"I didn't want to bleed on my new Burberry," she said.
She was wearing my raincoat.
It was almost two hours before they called us in to see a doctor. There were two other patients in the room where they took us: a woman who looked as though she had been stabbed in the ribs, and a man with bandages covering his entire head. I later found out he had fallen off his motorcycle and skidded almost fifty yards on his face. A nurse told me she'd be surprised if he didn't need skin grafts on over seventy-five percent of his body. Nothing like skin grafts to put things in perspective.
Then the doctor came in carrying a needle that must have been nine inches long. I thought I would pass out; if he had actually stuck that needle into my wife's head, it would have come out beneath her jaw. I could not say a word, even good-bye, until the doctor squeezed the top and I realized it was just a syringe filled with water to clean the cut. My relief was probably evident on my face, though no one would have noticed because when that water struck my wife's head, all eyes in the room turned to her.
All the action stopped. Even the guy who had lost half his face on I-95 turned to see where that sound had come from.
"That hurts," she said, more softly.
It wasn't long before the subject of stitches was raised. The doctor said she would need between seven and nine. Then the subject of shaving the head was raised.

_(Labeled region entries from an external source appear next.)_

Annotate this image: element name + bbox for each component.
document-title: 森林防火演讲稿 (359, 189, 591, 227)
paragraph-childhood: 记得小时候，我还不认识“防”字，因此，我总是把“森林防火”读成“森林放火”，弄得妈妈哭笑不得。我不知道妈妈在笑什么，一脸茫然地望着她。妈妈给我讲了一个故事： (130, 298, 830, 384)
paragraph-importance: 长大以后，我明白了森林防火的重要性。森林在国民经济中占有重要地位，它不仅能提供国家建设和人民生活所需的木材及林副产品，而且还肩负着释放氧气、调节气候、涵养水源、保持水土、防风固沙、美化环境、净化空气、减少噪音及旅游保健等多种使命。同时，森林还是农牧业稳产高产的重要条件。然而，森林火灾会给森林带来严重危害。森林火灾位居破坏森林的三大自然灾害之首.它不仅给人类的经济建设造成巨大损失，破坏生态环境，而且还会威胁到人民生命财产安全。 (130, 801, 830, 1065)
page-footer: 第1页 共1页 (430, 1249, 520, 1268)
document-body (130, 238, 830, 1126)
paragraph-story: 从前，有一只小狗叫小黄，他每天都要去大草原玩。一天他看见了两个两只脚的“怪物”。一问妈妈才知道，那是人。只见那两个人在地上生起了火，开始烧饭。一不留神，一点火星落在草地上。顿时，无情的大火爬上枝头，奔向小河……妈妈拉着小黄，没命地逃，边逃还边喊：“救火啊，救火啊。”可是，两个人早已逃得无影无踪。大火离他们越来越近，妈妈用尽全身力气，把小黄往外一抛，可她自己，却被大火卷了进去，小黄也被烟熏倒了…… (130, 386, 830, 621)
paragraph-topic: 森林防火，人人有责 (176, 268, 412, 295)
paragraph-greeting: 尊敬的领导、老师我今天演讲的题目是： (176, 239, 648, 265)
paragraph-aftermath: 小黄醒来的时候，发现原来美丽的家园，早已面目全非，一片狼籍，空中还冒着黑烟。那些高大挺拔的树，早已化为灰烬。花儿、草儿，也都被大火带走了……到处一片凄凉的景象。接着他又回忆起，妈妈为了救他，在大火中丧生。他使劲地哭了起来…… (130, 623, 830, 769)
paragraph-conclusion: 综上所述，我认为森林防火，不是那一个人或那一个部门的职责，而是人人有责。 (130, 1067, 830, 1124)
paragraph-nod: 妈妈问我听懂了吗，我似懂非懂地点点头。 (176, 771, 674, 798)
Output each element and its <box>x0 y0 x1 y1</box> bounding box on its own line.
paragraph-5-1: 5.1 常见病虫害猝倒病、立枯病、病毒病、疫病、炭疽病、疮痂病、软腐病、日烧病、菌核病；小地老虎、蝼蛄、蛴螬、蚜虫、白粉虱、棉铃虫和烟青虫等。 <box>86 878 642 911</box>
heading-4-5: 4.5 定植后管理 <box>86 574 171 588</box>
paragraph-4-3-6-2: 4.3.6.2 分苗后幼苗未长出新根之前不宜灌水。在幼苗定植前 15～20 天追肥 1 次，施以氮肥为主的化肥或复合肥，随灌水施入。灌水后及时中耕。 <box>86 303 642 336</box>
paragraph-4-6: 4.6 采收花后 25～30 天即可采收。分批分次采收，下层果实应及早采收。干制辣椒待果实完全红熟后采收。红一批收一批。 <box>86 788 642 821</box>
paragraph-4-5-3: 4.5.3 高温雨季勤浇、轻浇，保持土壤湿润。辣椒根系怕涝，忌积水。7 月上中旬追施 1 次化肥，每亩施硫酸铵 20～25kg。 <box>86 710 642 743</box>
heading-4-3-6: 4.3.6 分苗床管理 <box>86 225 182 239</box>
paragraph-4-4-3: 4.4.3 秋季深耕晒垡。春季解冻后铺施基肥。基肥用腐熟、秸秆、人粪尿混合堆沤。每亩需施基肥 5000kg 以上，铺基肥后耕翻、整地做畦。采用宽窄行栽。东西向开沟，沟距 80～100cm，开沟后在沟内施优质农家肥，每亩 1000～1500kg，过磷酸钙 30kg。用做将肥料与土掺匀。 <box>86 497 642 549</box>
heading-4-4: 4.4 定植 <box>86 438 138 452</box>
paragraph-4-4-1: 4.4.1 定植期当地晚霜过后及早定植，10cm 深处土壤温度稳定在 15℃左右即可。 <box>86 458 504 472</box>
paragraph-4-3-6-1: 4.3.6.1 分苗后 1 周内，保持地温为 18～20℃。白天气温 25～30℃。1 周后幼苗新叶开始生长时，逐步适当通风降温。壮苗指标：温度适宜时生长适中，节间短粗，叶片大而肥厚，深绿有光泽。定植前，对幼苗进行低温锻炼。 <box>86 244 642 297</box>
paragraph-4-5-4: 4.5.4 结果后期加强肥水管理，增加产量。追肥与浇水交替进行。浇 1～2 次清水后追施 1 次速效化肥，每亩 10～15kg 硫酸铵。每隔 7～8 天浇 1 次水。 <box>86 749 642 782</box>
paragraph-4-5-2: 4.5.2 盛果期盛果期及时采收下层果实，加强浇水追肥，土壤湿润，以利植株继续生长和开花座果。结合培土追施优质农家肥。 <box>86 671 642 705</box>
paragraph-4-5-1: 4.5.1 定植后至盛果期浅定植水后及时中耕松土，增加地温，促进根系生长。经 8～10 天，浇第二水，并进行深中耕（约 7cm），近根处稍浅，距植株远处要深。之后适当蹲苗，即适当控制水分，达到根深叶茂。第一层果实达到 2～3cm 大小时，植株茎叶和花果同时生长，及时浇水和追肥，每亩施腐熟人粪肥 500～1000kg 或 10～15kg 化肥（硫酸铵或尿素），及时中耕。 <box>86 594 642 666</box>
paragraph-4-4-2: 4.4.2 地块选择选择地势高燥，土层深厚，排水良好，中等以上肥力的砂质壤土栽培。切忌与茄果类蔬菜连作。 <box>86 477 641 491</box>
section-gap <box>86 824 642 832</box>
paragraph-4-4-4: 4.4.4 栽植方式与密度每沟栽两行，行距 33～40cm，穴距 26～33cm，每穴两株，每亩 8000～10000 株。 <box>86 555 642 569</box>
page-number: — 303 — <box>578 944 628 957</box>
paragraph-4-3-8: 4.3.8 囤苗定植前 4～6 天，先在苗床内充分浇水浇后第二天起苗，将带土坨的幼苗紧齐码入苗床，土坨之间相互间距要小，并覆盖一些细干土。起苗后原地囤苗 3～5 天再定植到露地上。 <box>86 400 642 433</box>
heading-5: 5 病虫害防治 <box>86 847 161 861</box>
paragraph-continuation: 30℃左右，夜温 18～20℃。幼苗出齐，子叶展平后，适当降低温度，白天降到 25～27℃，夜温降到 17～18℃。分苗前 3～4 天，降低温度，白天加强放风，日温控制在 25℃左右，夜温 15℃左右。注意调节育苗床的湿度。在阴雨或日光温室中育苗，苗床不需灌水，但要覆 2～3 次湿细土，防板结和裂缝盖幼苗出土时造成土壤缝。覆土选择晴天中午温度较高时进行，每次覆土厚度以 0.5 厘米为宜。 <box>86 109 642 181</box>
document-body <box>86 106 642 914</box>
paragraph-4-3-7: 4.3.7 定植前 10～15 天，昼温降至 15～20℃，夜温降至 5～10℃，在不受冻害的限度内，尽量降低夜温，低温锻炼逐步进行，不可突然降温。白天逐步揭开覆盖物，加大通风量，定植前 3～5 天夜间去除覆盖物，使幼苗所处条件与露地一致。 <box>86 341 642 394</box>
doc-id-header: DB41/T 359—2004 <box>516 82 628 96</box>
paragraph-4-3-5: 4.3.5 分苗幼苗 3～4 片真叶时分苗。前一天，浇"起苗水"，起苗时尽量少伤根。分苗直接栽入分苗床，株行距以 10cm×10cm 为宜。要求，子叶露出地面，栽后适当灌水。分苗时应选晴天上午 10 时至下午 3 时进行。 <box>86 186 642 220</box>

"We could shave such a small area I doubt anyone would even notice," the doctor said.
Doc, meet my wife.
"There is no chance we are shaving any of my head," she said. "There has to be another option."
"There is," the doctor said hesitantly, "but it isn't as desirable. We can staple the wound. It isn't what I would advise, but it will work. You'll come back in a week and we can take the staple out."
"And I won't lose any hair?" she asked.
"You won't lose any hair."
"Then that's what I want."
I felt I had to say something. "Doctor, are you sure this is an effective medical solution to the problem?"
My wife gave me a look that said when we got home I was getting kicked in the nuts.
"It is safe and effective," the doctor said. "It's more commonly performed on the homeless and others without medical insurance, but it's not dangerous."
"We're doing it," my wife said. "Get the stapler."
And that's exactly what the doctor got. With one quick motion, he stapled my wife's head like a term paper.
She's asleep upstairs now. If you catch it at exactly the right angle, the staple gleams in the light. She'll be fine; she always is. Come to think of it, I may be giving a false and completely unfair impression of this woman. She is an intelligent and accomplished corporate executive and I am enormously proud of her. (When we were first married, she made more money than me and people asked how I handled that. I bought a BMW, that's how I handled it. All men should be cursed with a wife who makes a six-figure salary.)
And I suppose that while we're on the subject of my wife, I should tell you that shoes are her reason for being. They are her passion, her raison d'être. My wife has more shoes than Imelda Marcos. And they all look more or less alike, which I suppose is why she always has such a difficult time deciding which ones to wear.